The Chapel Hill Downtown Partnership is charged with bringing the resources of the Town, University, and the downtown community together to maintain, enhance and promote downtown as a social, cultural and spiritual center of Chapel Hill through economic development. Our role is to manage and to lead downtown for sustainability and denser growth by educating, promoting, and building community vision for downtown.

Denser growth? The original bylawa from June 14th, 2004 stopped here:

The Chapel Hill Downtown Partnership is charged with bringing the resources of the Town, University, and the downtown community together to maintain, enhance and promote downtown as a social, cultural and spiritual center of Chapel Hill through economic development.

Through out the minutes preceding the formation of the DEDC (now DPC), there didn't seem to be any real reflection on board composition beyond downtown's monied interest or much specificity to what "economic development" included.

Liz spoke of the 330 businesses downtown but the bias in the DPC's actions, to date, has been retail. The DPC's retail focus has been fairly successful, and that's great. But it's time for Liz and company to broaden their perspective beyond retail-only as that's only one part of a sustainable downtown. Jobs, affordable commercial space, a rich ecology of diverse businesses (beyond the one per genre, as Liz noted), non-business economic development, etc.

Further, to adequately fulfill its charge to "enhance and promote downtown as a social, cultural and spiritual center", I think, by necessity the DPC needs to draw leadership from a wider sample of downtown's denizens - residents, artists, religious and charitable organizations.

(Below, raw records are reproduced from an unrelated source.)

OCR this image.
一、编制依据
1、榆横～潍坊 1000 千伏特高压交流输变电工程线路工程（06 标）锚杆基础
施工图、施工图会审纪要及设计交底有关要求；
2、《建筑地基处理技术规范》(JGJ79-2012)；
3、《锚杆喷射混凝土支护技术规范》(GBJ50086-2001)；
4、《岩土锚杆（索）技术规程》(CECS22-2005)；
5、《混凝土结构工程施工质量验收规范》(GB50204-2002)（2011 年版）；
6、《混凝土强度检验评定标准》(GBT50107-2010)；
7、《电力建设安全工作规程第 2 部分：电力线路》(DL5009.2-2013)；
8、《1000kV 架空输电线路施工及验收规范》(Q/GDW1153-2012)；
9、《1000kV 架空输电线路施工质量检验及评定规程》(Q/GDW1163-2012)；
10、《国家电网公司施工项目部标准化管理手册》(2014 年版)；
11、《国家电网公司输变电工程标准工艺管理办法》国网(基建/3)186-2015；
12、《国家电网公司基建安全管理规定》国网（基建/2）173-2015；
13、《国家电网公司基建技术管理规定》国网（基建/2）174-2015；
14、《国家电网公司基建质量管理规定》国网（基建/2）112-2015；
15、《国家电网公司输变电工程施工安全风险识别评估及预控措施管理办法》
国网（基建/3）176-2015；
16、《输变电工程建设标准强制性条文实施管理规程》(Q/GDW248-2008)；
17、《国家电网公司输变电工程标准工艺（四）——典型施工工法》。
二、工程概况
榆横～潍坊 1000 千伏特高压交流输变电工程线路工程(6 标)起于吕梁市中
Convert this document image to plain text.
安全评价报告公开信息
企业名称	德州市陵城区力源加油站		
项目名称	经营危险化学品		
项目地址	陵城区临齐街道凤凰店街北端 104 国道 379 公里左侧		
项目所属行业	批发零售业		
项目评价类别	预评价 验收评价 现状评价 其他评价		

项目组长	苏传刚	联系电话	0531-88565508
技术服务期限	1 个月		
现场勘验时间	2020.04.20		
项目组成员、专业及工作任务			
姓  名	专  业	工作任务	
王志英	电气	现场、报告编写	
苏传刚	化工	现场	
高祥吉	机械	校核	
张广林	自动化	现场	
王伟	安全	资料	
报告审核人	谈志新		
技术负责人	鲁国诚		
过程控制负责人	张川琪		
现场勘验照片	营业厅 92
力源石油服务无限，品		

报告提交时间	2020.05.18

BTW, I couldn't find the basic by-laws, amendments, etc. on their site. They only have posted a few minutes from 2006 (need to get the rest online).

Hey, at least they're exceeding the Town's site by having a Privacy policy ;-).

Was there any discussion last night about the need for more office space in downtown? This goes back to my concerns about Lot 5 and why no office space is being programmed in. The response I got was that there is no demand (per Ram), but to my knowledge there hasn't been a viable marketing study (the one by Stainback was highly questionable). I was hoping the downtown constituents might have a different take on the situation, but I was unable to get to the meeting last night.

Also, I just started a discussion thread on Squeeze the Pulp in response to the lead story in this morning Chapel Hill News on what makes us a community.

Terri, yes. Scott Maitland, for one, made the case for office space - and how that inverted parking pattern, as compared to residential use, helped merchants more...

I think the key to getting more people living downtown is to build viable services and restaurants for consumers. I think the approach of building offices (which should include more parking spaces for the town) is a great start. If we can get more restaurants and stores, supported by businesses at first, downtown becomes more attractive.

I understand the desire for transit in the Triangle as a whole, but right now we need to build population density or it's a complete waste of money and effort. I know it's not popular, but I think people rely on cars in the Triangle because they have to for the large part. I lived in Raleigh for years and never came to Chapel Hill to eat or play or shop because parking can be a nightmare. We need to support our businesses because they offer an anchor for the community and allow us to have local choice and build a strong local economy.

NC State Senator Fred Smith recently proposed legislation for protection the property rights of all North Carolinians. The need to protect the environment while continuing economic growth need not be in opposition to one another.

A good selling point to attracting “creative-class” people is the promise and delivery of a healthy environment in which to work and live with their families.